The Criminal Assets Bureau (CAB) has seized two houses in Limerick from criminal gang member Kieran Keane Junior.
The High Court declared the properties, along with three cars and over €100,000, to be the proceeds of crime.
The houses will be sold and the money handed over to the State.
Head of the Bureau, Detective Chief Superintendent Michael Gubbins, said the seizure is the latest move by CAB to deny and deprive criminals of their ill-gotten gains.
Keane Jr is the son of feuding criminal gang leader Kieran Keane Snr, who was shot dead in January 2003.
The Keane Collopy drugs gang was involved in a murderous feud with the McCarthy Dundon criminal gang, which subsequently led to 14 people being shot dead between 2000 and 2010, before the main gang leaders were convicted and jailed.
Five people are serving life for the murder of Keane Snr after a man who was with him, who the killers thought they had also murdered after he was stabbed 17 times, survived.
Owen Treacy testified against them.
Like his late father, CAB said that Keane Jnr is involved in organised crime and has invested money in luxury goods, cars and houses.

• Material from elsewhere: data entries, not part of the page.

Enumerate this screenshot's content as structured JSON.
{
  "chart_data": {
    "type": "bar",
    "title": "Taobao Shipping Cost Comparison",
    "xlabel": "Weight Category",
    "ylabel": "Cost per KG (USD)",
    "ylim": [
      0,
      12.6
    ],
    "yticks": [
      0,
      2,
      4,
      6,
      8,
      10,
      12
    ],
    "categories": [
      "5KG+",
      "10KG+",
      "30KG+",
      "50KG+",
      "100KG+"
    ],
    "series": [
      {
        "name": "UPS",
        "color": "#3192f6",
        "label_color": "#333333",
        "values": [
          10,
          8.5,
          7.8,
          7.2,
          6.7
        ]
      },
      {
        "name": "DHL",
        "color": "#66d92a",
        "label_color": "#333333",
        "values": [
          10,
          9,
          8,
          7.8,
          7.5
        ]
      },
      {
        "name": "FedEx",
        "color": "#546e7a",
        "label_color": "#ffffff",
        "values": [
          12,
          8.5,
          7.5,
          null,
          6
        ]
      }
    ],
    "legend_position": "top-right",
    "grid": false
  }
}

CAB began a major operation five years ago which targeted his money laundering operation.
The bureau forensically analysed his finances and identified €696,000 worth of spending from unknown sources.
CAB discovered money had been spent on travel to Spain, the UK, Lapland and Dubai, as well as on gambling and plastic surgery at a clinic in Lithuania.
The bureau also identified a pattern whereby Keane Jnr acquired property but did not record himself as the owner.
The houses were then rented out to relatives or associates for cash and CAB said that he was the beneficial owner.
Last night, officers finished clearing out, securing and boarding up two of his homes in Limerick - a three-bedroom semi-detached house in Garryowen and a three-bedroom terrace house in Sarsfield Court.
CAB expects the Garryowen property to be sold for around €200,000 and the other one for €175,000.
The bureau told the High Court that Keane Jnr was involved in organised crime and associated with major criminals.

His only record of any income was €12,000, earned in 2015, but he managed to buy a burnt-out house in Caherconlish and sold it in 2018.
Mr Justice Alexander Owens said that some of the profits from the sale of the property comprised part of the €101,000 in a bank account that was seized by CAB and declared the proceeds of crime.
Some of the cash also came from a motor business that he set up.

Mr Justice Owens accepted CAB evidence that Keane Jnr was "a driving force" in organised crime and said it was like the criminal organisation was the source of funds used for all of these properties.
He no longer lives in Limerick and left Ireland five years ago after the bureau began investigating his finances and lives in Spain and Dubai.
The judge also said that if Keane Jnr was in Dubai for a number of years, he must have money to pay his bills because otherwise he would be in jail.
His cars, an Audi A4, a Skoda Octavia and a Volkswagen Amarok, have been sold.
His cash of over €101,000 has been seized, along with his two houses, that are due be sold after Christmas.
CAB said that it will have taken over €500,000 worth of assets from Keane Jnr.